How to Delete an App on iPhone: Every Method Explained

Deleting apps on iPhone sounds straightforward — and often it is. But depending on your iOS version, how the app was installed, and what you actually want to accomplish, there are several different ways to go about it, and they don't all do the same thing.

Why Deleting an App Isn't Always One-Size-Fits-All

When you "delete" an app on iPhone, iOS gives you choices that weren't always obvious in older versions. You might be removing the app entirely, or you might be offloading it — which removes the app itself but keeps its data on your device so it can be restored later. Understanding which option you're choosing matters, especially for apps where saved data, game progress, or login credentials are involved.

Method 1: Delete an App Directly from the Home Screen

This is the fastest method and works on any iPhone running a reasonably modern version of iOS.

  1. Press and hold the app icon on your Home Screen
  2. A quick-action menu will appear — tap "Remove App"
  3. You'll be asked to choose between "Delete App" or "Remove from Home Screen"

Tapping "Remove from Home Screen" doesn't delete the app — it just hides it. The app moves to your App Library and is still installed and taking up storage.

Tapping "Delete App" will prompt a confirmation: "Deleting [App Name] will also delete its data." Confirm with "Delete App" and it's gone.

📱 On older iOS versions (before iOS 13), pressing and holding enters the classic "jiggle mode" and all icons display an X — tapping that X deletes the app directly.

Method 2: Delete Apps Using Jiggle Mode

If you prefer the classic approach or want to delete multiple apps in one session:

  1. Press and hold any empty space on your Home Screen (or press and hold an app and tap "Edit Home Screen")
  2. Apps will start wiggling and show a minus (−) button in the corner
  3. Tap the on any app you want to remove
  4. Confirm deletion

This method is convenient when you're doing a cleanup session across multiple screens.
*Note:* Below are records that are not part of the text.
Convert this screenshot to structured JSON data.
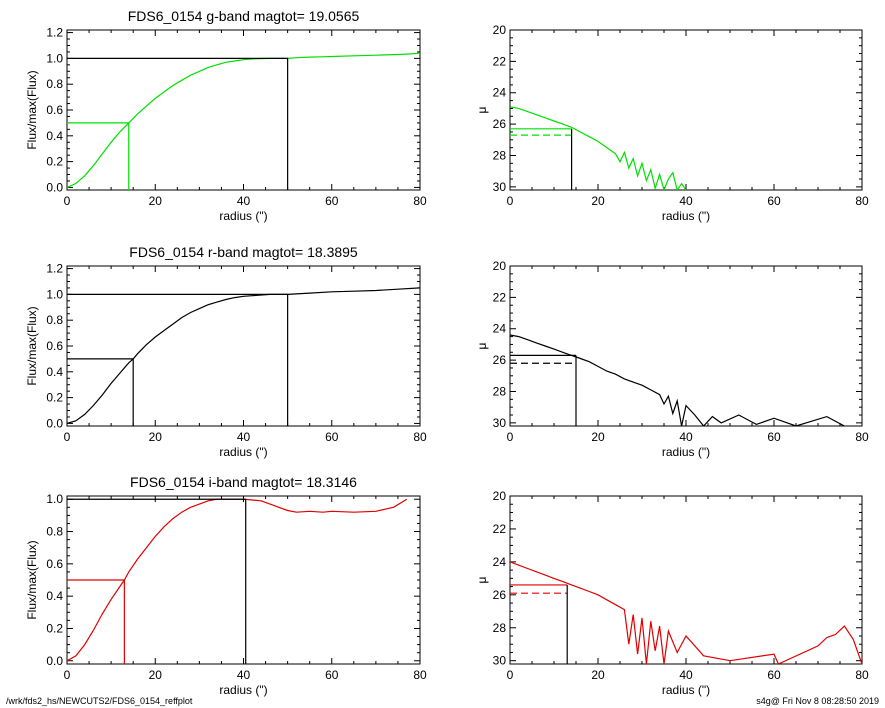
{
  "footer": {
    "left": "/wrk/fds2_hs/NEWCUTS2/FDS6_0154_reffplot",
    "right": "s4g@  Fri Nov  8 08:28:50 2019"
  },
  "chart_data": [
    {
      "type": "line",
      "band": "g",
      "color": "#00e000",
      "title": "FDS6_0154 g-band  magtot=      19.0565",
      "xlabel": "radius (\")",
      "ylabel": "Flux/max(Flux)",
      "xlim": [
        0,
        80
      ],
      "ylim": [
        -0.02,
        1.22
      ],
      "xticks": [
        0,
        20,
        40,
        60,
        80
      ],
      "yticks": [
        0.0,
        0.2,
        0.4,
        0.6,
        0.8,
        1.0,
        1.2
      ],
      "ytick_labels": [
        "0.0",
        "0.2",
        "0.4",
        "0.6",
        "0.8",
        "1.0",
        "1.2"
      ],
      "series": [
        {
          "x": [
            0,
            2,
            4,
            6,
            8,
            10,
            12,
            14,
            16,
            18,
            20,
            22,
            24,
            26,
            28,
            30,
            32,
            34,
            36,
            38,
            40,
            42,
            44,
            46,
            48,
            50,
            52,
            55,
            58,
            60,
            65,
            70,
            75,
            78,
            80
          ],
          "y": [
            0.0,
            0.03,
            0.09,
            0.17,
            0.26,
            0.35,
            0.43,
            0.5,
            0.57,
            0.63,
            0.69,
            0.74,
            0.79,
            0.83,
            0.87,
            0.9,
            0.93,
            0.95,
            0.97,
            0.98,
            0.99,
            0.995,
            0.998,
            1.0,
            1.0,
            1.0,
            1.005,
            1.01,
            1.012,
            1.015,
            1.02,
            1.025,
            1.03,
            1.035,
            1.04
          ]
        }
      ],
      "r_eff": 14.0,
      "flux_half": 0.5,
      "r_tot": 50.0,
      "flux_tot": 1.0
    },
    {
      "type": "line",
      "band": "g",
      "color": "#00e000",
      "xlabel": "radius (\")",
      "ylabel": "μ",
      "xlim": [
        0,
        80
      ],
      "ylim": [
        30.2,
        20
      ],
      "xticks": [
        0,
        20,
        40,
        60,
        80
      ],
      "yticks": [
        20,
        22,
        24,
        26,
        28,
        30
      ],
      "series": [
        {
          "x": [
            0,
            2,
            4,
            6,
            8,
            10,
            12,
            14,
            16,
            18,
            20,
            22,
            24,
            25,
            26,
            27,
            28,
            29,
            30,
            31,
            32,
            33,
            34,
            35,
            36,
            37,
            38,
            39,
            40
          ],
          "y": [
            24.9,
            25.0,
            25.2,
            25.4,
            25.6,
            25.8,
            26.0,
            26.2,
            26.5,
            26.8,
            27.1,
            27.5,
            27.9,
            28.4,
            27.8,
            28.8,
            28.2,
            29.3,
            28.5,
            29.6,
            28.9,
            30.1,
            29.2,
            30.2,
            29.5,
            29.1,
            30.2,
            29.8,
            30.2
          ]
        }
      ],
      "mu_eff": 26.3,
      "mu_mean": 26.7,
      "r_eff": 14.0
    },
    {
      "type": "line",
      "band": "r",
      "color": "#000000",
      "title": "FDS6_0154 r-band  magtot=      18.3895",
      "xlabel": "radius (\")",
      "ylabel": "Flux/max(Flux)",
      "xlim": [
        0,
        80
      ],
      "ylim": [
        -0.02,
        1.22
      ],
      "xticks": [
        0,
        20,
        40,
        60,
        80
      ],
      "yticks": [
        0.0,
        0.2,
        0.4,
        0.6,
        0.8,
        1.0,
        1.2
      ],
      "ytick_labels": [
        "0.0",
        "0.2",
        "0.4",
        "0.6",
        "0.8",
        "1.0",
        "1.2"
      ],
      "series": [
        {
          "x": [
            0,
            2,
            4,
            6,
            8,
            10,
            12,
            14,
            15,
            16,
            18,
            20,
            22,
            24,
            26,
            28,
            30,
            32,
            34,
            36,
            38,
            40,
            42,
            44,
            46,
            48,
            50,
            55,
            60,
            65,
            70,
            75,
            80
          ],
          "y": [
            0.0,
            0.02,
            0.07,
            0.14,
            0.22,
            0.31,
            0.39,
            0.47,
            0.5,
            0.54,
            0.61,
            0.67,
            0.72,
            0.77,
            0.82,
            0.86,
            0.89,
            0.92,
            0.94,
            0.96,
            0.975,
            0.985,
            0.99,
            0.995,
            1.0,
            1.0,
            1.0,
            1.01,
            1.02,
            1.025,
            1.03,
            1.04,
            1.05
          ]
        }
      ],
      "r_eff": 15.0,
      "flux_half": 0.5,
      "r_tot": 50.0,
      "flux_tot": 1.0
    },
    {
      "type": "line",
      "band": "r",
      "color": "#000000",
      "xlabel": "radius (\")",
      "ylabel": "μ",
      "xlim": [
        0,
        80
      ],
      "ylim": [
        30.2,
        20
      ],
      "xticks": [
        0,
        20,
        40,
        60,
        80
      ],
      "yticks": [
        20,
        22,
        24,
        26,
        28,
        30
      ],
      "series": [
        {
          "x": [
            0,
            2,
            4,
            6,
            8,
            10,
            12,
            14,
            16,
            18,
            20,
            22,
            24,
            26,
            28,
            30,
            32,
            34,
            35,
            36,
            37,
            38,
            39,
            40,
            42,
            44,
            46,
            48,
            52,
            56,
            60,
            65,
            72,
            76
          ],
          "y": [
            24.4,
            24.5,
            24.7,
            24.9,
            25.1,
            25.3,
            25.5,
            25.7,
            25.9,
            26.1,
            26.4,
            26.7,
            26.9,
            27.2,
            27.4,
            27.6,
            27.9,
            28.2,
            28.8,
            28.3,
            29.4,
            28.6,
            30.2,
            28.9,
            29.5,
            30.2,
            29.6,
            30.0,
            29.5,
            30.1,
            29.7,
            30.2,
            29.6,
            30.2
          ]
        }
      ],
      "mu_eff": 25.7,
      "mu_mean": 26.2,
      "r_eff": 15.0
    },
    {
      "type": "line",
      "band": "i",
      "color": "#e00000",
      "title": "FDS6_0154 i-band  magtot=      18.3146",
      "xlabel": "radius (\")",
      "ylabel": "Flux/max(Flux)",
      "xlim": [
        0,
        80
      ],
      "ylim": [
        -0.02,
        1.02
      ],
      "xticks": [
        0,
        20,
        40,
        60,
        80
      ],
      "yticks": [
        0.0,
        0.2,
        0.4,
        0.6,
        0.8,
        1.0
      ],
      "ytick_labels": [
        "0.0",
        "0.2",
        "0.4",
        "0.6",
        "0.8",
        "1.0"
      ],
      "series": [
        {
          "x": [
            0,
            2,
            4,
            6,
            8,
            10,
            12,
            13,
            14,
            16,
            18,
            20,
            22,
            24,
            26,
            28,
            30,
            32,
            34,
            36,
            38,
            40,
            42,
            44,
            46,
            48,
            50,
            52,
            55,
            58,
            60,
            65,
            70,
            74,
            77
          ],
          "y": [
            0.0,
            0.03,
            0.1,
            0.19,
            0.29,
            0.38,
            0.46,
            0.5,
            0.55,
            0.63,
            0.7,
            0.77,
            0.83,
            0.88,
            0.92,
            0.95,
            0.97,
            0.99,
            1.0,
            1.0,
            1.0,
            1.0,
            0.995,
            0.99,
            0.97,
            0.95,
            0.93,
            0.92,
            0.925,
            0.92,
            0.925,
            0.92,
            0.925,
            0.95,
            1.0
          ]
        }
      ],
      "r_eff": 13.0,
      "flux_half": 0.5,
      "r_tot": 40.5,
      "flux_tot": 1.0
    },
    {
      "type": "line",
      "band": "i",
      "color": "#e00000",
      "xlabel": "radius (\")",
      "ylabel": "μ",
      "xlim": [
        0,
        80
      ],
      "ylim": [
        30.2,
        20
      ],
      "xticks": [
        0,
        20,
        40,
        60,
        80
      ],
      "yticks": [
        20,
        22,
        24,
        26,
        28,
        30
      ],
      "series": [
        {
          "x": [
            0,
            2,
            4,
            6,
            8,
            10,
            12,
            14,
            16,
            18,
            20,
            22,
            24,
            26,
            27,
            28,
            29,
            30,
            31,
            32,
            33,
            34,
            35,
            36,
            38,
            40,
            44,
            50,
            60,
            61,
            70,
            72,
            74,
            76,
            78,
            80
          ],
          "y": [
            24.0,
            24.2,
            24.4,
            24.6,
            24.8,
            25.0,
            25.2,
            25.4,
            25.6,
            25.8,
            26.0,
            26.3,
            26.6,
            26.9,
            29.0,
            27.2,
            29.6,
            27.4,
            30.2,
            27.6,
            29.4,
            27.9,
            30.2,
            28.2,
            29.5,
            28.5,
            29.7,
            30.0,
            29.6,
            30.2,
            29.1,
            28.6,
            28.4,
            27.9,
            28.7,
            30.2
          ]
        }
      ],
      "mu_eff": 25.4,
      "mu_mean": 25.9,
      "r_eff": 13.0
    }
  ]
}
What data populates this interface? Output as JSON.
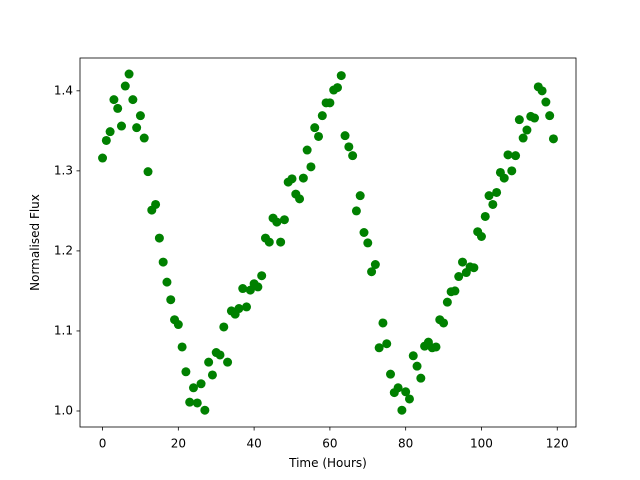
{
  "chart_data": {
    "type": "scatter",
    "x_label": "Time (Hours)",
    "y_label": "Normalised Flux",
    "color": "#008000",
    "x": [
      0,
      1,
      2,
      3,
      4,
      5,
      6,
      7,
      8,
      9,
      10,
      11,
      12,
      13,
      14,
      15,
      16,
      17,
      18,
      19,
      20,
      21,
      22,
      23,
      24,
      25,
      26,
      27,
      28,
      29,
      30,
      31,
      32,
      33,
      34,
      35,
      36,
      37,
      38,
      39,
      40,
      41,
      42,
      43,
      44,
      45,
      46,
      47,
      48,
      49,
      50,
      51,
      52,
      53,
      54,
      55,
      56,
      57,
      58,
      59,
      60,
      61,
      62,
      63,
      64,
      65,
      66,
      67,
      68,
      69,
      70,
      71,
      72,
      73,
      74,
      75,
      76,
      77,
      78,
      79,
      80,
      81,
      82,
      83,
      84,
      85,
      86,
      87,
      88,
      89,
      90,
      91,
      92,
      93,
      94,
      95,
      96,
      97,
      98,
      99,
      100,
      101,
      102,
      103,
      104,
      105,
      106,
      107,
      108,
      109,
      110,
      111,
      112,
      113,
      114,
      115,
      116,
      117,
      118,
      119
    ],
    "values": [
      1.316,
      1.338,
      1.349,
      1.389,
      1.378,
      1.356,
      1.406,
      1.421,
      1.389,
      1.354,
      1.369,
      1.341,
      1.299,
      1.251,
      1.258,
      1.216,
      1.186,
      1.161,
      1.139,
      1.114,
      1.108,
      1.08,
      1.049,
      1.011,
      1.029,
      1.01,
      1.034,
      1.001,
      1.061,
      1.045,
      1.073,
      1.07,
      1.105,
      1.061,
      1.125,
      1.121,
      1.128,
      1.153,
      1.13,
      1.151,
      1.159,
      1.155,
      1.169,
      1.216,
      1.211,
      1.241,
      1.236,
      1.211,
      1.239,
      1.286,
      1.29,
      1.271,
      1.265,
      1.291,
      1.326,
      1.305,
      1.354,
      1.343,
      1.369,
      1.385,
      1.385,
      1.401,
      1.404,
      1.419,
      1.344,
      1.33,
      1.319,
      1.25,
      1.269,
      1.223,
      1.21,
      1.174,
      1.183,
      1.079,
      1.11,
      1.084,
      1.046,
      1.023,
      1.029,
      1.001,
      1.024,
      1.015,
      1.069,
      1.056,
      1.041,
      1.081,
      1.086,
      1.079,
      1.08,
      1.114,
      1.11,
      1.136,
      1.149,
      1.15,
      1.168,
      1.186,
      1.173,
      1.18,
      1.179,
      1.224,
      1.218,
      1.243,
      1.269,
      1.258,
      1.273,
      1.298,
      1.291,
      1.32,
      1.3,
      1.319,
      1.364,
      1.341,
      1.351,
      1.368,
      1.366,
      1.405,
      1.4,
      1.386,
      1.369,
      1.34
    ],
    "xlim": [
      -5.95,
      124.95
    ],
    "xticks": [
      0,
      20,
      40,
      60,
      80,
      100,
      120
    ],
    "ylim": [
      0.98,
      1.441
    ],
    "yticks": [
      {
        "value": 1,
        "label": "1.0"
      },
      1.1,
      1.2,
      1.3,
      1.4
    ]
  }
}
Method 3: Delete Apps Through iPhone Settings 🗂️

This method gives you the most information before deleting — you can see exactly how much storage each app is using.

  1. Go to Settings → General → iPhone Storage
  2. Wait for the list to populate (it may take a few seconds)
  3. Tap any app to see its storage breakdown: the app size vs. its stored data
  4. Tap "Delete App" to remove it completely, or "Offload App" to free up space while keeping the data

The Offload App option is particularly useful for large apps you don't use frequently but don't want to fully lose — things like travel apps, seasonal games, or tools you use occasionally.

Method 4: Delete Apps from the App Library

If an app has already been removed from your Home Screen but is still installed:

  1. Swipe all the way left past your last Home Screen page to reach the App Library
  2. Find the app (either by browsing categories or using the search bar at the top)
  3. Press and hold the app icon
  4. Tap "Delete App"

Understanding the Difference: Delete vs. Offload

ActionRemoves App?Removes Data?Can Restore?
Remove from Home ScreenNoNoN/A (still installed)
Offload AppYesNoYes, reinstall from App Store
Delete AppYesYesApp yes, data no

This distinction matters more for some apps than others. Deleting a simple utility app is low-stakes. Deleting a fitness app with years of tracked data, or a game without cloud save, could mean losing something you can't recover.

Apps That Can't Be Deleted

Some apps are built into iOS and cannot be deleted in the traditional sense — things like Safari, Messages, and the App Store itself. On more recent iOS versions, Apple has allowed some of these to be "deleted" in a way that actually just hides or offloads them, but core system apps remain locked.

Third-party apps installed by an organization (via Mobile Device Management, common in corporate or school environments) may also be restricted from deletion unless an administrator changes those settings.

When an App Won't Delete

If an app refuses to delete, a few things could be happening:

  • Screen Time restrictions may be blocking app deletion — check Settings → Screen Time → Content & Privacy Restrictions → iTunes & App Store Purchases → Deleting Apps
  • The app may be currently updating — wait for the update to complete
  • A rare iOS glitch — restarting your iPhone and trying again usually resolves it

What Happens to Subscriptions When You Delete an App

Deleting an app does not cancel any active subscriptions tied to it. 🚨 Subscriptions are managed through your Apple ID, not the app itself. If you delete an app with an active subscription and don't cancel separately, you'll keep getting charged.

To cancel: Settings → [Your Name] → Subscriptions

The Variable That Changes Everything

How you should approach deleting an app depends heavily on what you want to preserve. Someone doing a quick storage cleanup has different needs than someone who wants to remove an app permanently while keeping account data intact, or someone managing a device under organizational controls.

The method is simple enough — but which method, and whether to delete or offload, comes down to your specific app, your storage situation, and what that app's data means to you.